Stacy Gaskill

Personal information
- Born: May 21, 2000 (age 26) Denver, Colorado, U.S.
- Height: 6 ft (183 cm)
- Website: stacygaskill.com

Sport
- Country: United States
- Sport: Snowboarding
- Event: Snowboard cross
- Club: Winter Park Snowboard Team

= Stacy Gaskill =

American snowboarder (born 2000)

Stacy Gaskill (born May 21, 2000) is an American snowboarder who specializes in snowboard cross. She represented the United States at the 2022 and 2026 Winter Olympics. She is also a high level ultimate frisbee player who played on the United States U24 Women's National Team in 2019 and 2023.

== Early life ==
Stacy Gaskill was born in Denver, Colorado. Her mother, Martha Hill, is a Paralympic silver medalist and Olympic bronze medalist in para-alpine skiing. At the age of two, her parents taught her how to ski, and at the age of 8 she began snowboarding.

==Snowboard career==
=== Early career ===
Gaskill began competing in snowboard cross at the age of 14. From 2014 - 2017 she ranked 1st in USASA (USA Snowboard Association) Rocky Mountain Series in her age category.

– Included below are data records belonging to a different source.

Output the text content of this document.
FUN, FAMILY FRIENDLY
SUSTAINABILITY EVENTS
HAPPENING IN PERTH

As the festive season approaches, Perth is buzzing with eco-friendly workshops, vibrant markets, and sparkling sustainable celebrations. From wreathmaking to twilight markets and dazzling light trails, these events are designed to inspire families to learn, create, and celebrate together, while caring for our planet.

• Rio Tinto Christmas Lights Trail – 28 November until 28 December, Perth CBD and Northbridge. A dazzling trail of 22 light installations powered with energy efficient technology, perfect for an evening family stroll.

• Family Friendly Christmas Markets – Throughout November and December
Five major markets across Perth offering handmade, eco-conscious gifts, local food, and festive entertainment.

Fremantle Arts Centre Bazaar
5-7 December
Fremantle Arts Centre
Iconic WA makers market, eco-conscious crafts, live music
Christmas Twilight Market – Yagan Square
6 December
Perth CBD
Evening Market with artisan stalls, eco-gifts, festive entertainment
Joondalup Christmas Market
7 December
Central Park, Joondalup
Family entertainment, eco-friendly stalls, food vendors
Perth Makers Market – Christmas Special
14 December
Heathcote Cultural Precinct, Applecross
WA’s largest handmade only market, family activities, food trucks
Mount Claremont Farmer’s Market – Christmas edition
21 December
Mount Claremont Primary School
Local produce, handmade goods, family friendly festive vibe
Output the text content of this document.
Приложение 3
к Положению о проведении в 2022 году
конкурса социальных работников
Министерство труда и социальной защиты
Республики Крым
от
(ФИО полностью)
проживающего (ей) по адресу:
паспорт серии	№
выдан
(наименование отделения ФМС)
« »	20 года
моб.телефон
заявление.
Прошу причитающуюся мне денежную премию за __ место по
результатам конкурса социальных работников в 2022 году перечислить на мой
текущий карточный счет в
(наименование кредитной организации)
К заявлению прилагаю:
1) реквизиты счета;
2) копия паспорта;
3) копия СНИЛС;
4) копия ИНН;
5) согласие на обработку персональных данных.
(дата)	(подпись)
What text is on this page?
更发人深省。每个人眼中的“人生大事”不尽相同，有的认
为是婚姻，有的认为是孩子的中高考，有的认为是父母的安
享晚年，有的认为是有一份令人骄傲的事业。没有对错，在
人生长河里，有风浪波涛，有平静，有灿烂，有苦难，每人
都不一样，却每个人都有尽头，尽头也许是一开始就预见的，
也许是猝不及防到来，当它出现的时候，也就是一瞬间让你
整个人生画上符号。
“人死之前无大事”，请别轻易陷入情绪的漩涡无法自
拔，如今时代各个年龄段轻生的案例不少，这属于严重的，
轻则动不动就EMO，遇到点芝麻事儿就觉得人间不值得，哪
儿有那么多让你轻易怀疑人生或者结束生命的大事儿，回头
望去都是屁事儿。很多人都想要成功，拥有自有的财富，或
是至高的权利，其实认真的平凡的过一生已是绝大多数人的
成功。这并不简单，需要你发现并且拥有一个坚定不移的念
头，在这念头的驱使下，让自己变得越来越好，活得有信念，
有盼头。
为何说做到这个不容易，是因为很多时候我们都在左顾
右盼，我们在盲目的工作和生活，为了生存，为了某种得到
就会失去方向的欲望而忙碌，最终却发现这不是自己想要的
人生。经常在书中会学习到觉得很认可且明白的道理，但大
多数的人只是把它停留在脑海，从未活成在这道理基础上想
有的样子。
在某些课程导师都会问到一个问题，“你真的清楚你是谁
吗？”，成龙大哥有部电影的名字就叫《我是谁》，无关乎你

She began competing in FIS Nor-Am Cup races in 2016.

In the 2017-18 season, Gaskill started in 11 FIS Nor-Am Cup races, placing 1st overall. This earned her a spot in the FIS Snowboard World Cup tour for the 2018-19 season.

From 2014 - 2018, she also competed internationally in freeride, where she placed 1st in the Freeride World Tour Junior American division in 2016 and 2017.

=== World Cup debut ===
In the 2018-19 season, Gaskill began exclusively training for snowboard cross and competing in the FIS Snowboard World Cup. She also competed for the first time in the FIS Snowboard World Championships, held in Solitude, USA, where she placed 22nd. In March, she shattered her right wrist at the World Cup stop in Baqueria Beret, Spain.

In the 2020-21 season, Gaskill started in six FIS World Cup races, finishing 11th overall. She also competed in the FIS World Championships in Idre Fjäll, Sweden, where she placed 6th. There she raced with Alex Diebold in the mixed team snowboard cross event, placing 9th.

=== Olympics to present ===
On January 24, 2022, Gaskill was named to the 2022 US Olympic Team. She competed at the 2022 Beijing Winter Olympics in the snowboard cross event, where she advanced to the semi-finals, placing 7th.

In December 2023, she placed 4th at the World Cup stop at Cervinia, Italy, achieving her career-best World Cup score despite being sick with the flu, later calling it her "Jordan Flu Game" race.

On December 3, 2024, Gaskill tore her ACL in a fall during a World Cup training run at Cervinia, Italy. She had surgery in January and again in May. She described the rehab as, “...definitely the hardest one of my career. “ A year later, on December 13, 2025, Gaskill returned to the same World Cup course at Cervinia, and won 10th place.

On January 28, 2026, Gaskill was named to the 2026 US Olympic Team. She competed at the 2026 Milan Cortina Winter Olympics in the snowboard cross event, where she advanced to the quarterfinals, placing 14th. She also competed in the mixed team snowboard cross event, where she raced with Nathan Pare, placing 14th.

== Ultimate frisbee career ==
Gaskill began playing ultimate while attending High School in Lakewood, Colorado.

From 2018 through 2021, she played for the club level team Molly Brown based in Denver, Colorado.

In 2018, Gaskill was named to the US U20 (under 20) Women's National Team, who won gold at the 2018 World Junior Ultimate Championships in Waterloo, Canada.

In 2019, she was named to the US U24 Women's National Team.

From 2019 to 2022, Gaskill played for the University of Colorado's Women's Ultimate Team, Quandary.

In 2022, she was awarded Ultiworld’s D-I Women’s 2022 Defensive Player Of The Year Award.

In 2023, she returned to Molly Brown and was again named to the US U24 Women's National Team.

In 2024, she played for the WUL team, Utah Wild.